Privado: Imagens cintilantes

 

CULT:  O que te motivou a escrever esse livro sobre artes plásticas? Como ele se relaciona ao seu livro mais recente sobre poesia?

Camille Paglia: Na sala de aula, como professora há mais de quarenta anos, tenho ficado cada vez mais preocupada com a diminuição de conhecimento de literatura e arte entre meus alunos. A cultura popular e os meios de comunicação de massa, com seu imediatismo sedutor, venceram tão completamente que os jovens com frequência veem as obras de arte complexas e mais antigas como monótonas e tediosas. Além disso, os estudantes hoje em dia se distraem constantemente com banalidades fragmentárias das mídias sociais, como mensagens de texto e Instagram.

A minha geração dos anos 1960, que foi criada à base de rock ’n’ roll, televisão e filmes Technicolor no cinema, era apaixonada pela cultura pop, e é por isso que meu ídolo na faculdade era Andy Warhol, com aquela iconografia escandalosa de sopas enlatadas e estrelas de Hollywood.

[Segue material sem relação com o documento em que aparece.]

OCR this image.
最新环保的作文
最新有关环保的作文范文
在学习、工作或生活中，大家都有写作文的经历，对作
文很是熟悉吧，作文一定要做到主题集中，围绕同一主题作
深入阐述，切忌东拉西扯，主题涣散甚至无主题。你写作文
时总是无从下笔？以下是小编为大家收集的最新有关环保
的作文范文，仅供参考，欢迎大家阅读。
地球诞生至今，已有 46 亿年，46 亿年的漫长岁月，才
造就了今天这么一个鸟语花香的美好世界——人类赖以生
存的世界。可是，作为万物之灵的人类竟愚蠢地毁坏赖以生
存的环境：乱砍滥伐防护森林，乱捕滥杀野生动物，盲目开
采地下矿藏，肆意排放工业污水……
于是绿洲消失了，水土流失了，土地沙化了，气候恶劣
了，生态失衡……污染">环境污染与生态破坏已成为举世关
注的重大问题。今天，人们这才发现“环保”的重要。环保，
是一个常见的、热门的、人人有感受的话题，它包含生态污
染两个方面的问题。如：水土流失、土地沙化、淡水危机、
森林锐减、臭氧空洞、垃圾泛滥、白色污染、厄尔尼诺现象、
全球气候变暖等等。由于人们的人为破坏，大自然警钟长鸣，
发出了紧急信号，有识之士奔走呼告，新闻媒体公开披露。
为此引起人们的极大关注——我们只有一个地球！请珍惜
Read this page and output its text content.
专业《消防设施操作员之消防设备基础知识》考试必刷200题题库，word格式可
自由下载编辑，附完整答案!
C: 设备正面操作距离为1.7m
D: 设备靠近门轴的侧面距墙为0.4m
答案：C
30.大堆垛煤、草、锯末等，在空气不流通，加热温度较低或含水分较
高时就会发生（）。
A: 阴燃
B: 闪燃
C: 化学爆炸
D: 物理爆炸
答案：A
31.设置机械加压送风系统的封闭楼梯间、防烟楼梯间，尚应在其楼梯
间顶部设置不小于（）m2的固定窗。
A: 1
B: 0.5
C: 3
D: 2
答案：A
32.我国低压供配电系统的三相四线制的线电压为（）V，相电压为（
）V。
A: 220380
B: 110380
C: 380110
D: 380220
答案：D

Mas naquele período, ainda na sombra dos eventos recentes da Segunda Guerra Mundial e da Guerra Fria, tínhamos bastante consciência do sentido trágico da vida, assim como do valor da arte e a perspectiva profunda que ela pode ter sobre aspiração e perda. Mas há muito pouco na educação de hoje que possa ajudar os jovens a elevarem os olhos para além da diversão passageira e do entretenimento.

Imagens cintilantes, um livro pequeno que consumiu cinco anos para ser escrito, tem a intenção de acordar os jovens ao prazer e à iluminação da arte séria. O livro é também para adultos que estudaram arte há muito tempo, mas cujos parâmetros críticos foram diluídos pela retórica inflada da arte contemporânea, promovida pelo mercado de arte com contribuições néscias tanto de parte dos museus quanto de parte das universidades. O excesso desvairado de elogios à arte contemporânea, grande parte da qual não faz mais que imitar a arte já feita no passado por modernistas desbravadores, e que é de longe, muito superior, leva o grande público para longe das artes e em direção à cultura pop.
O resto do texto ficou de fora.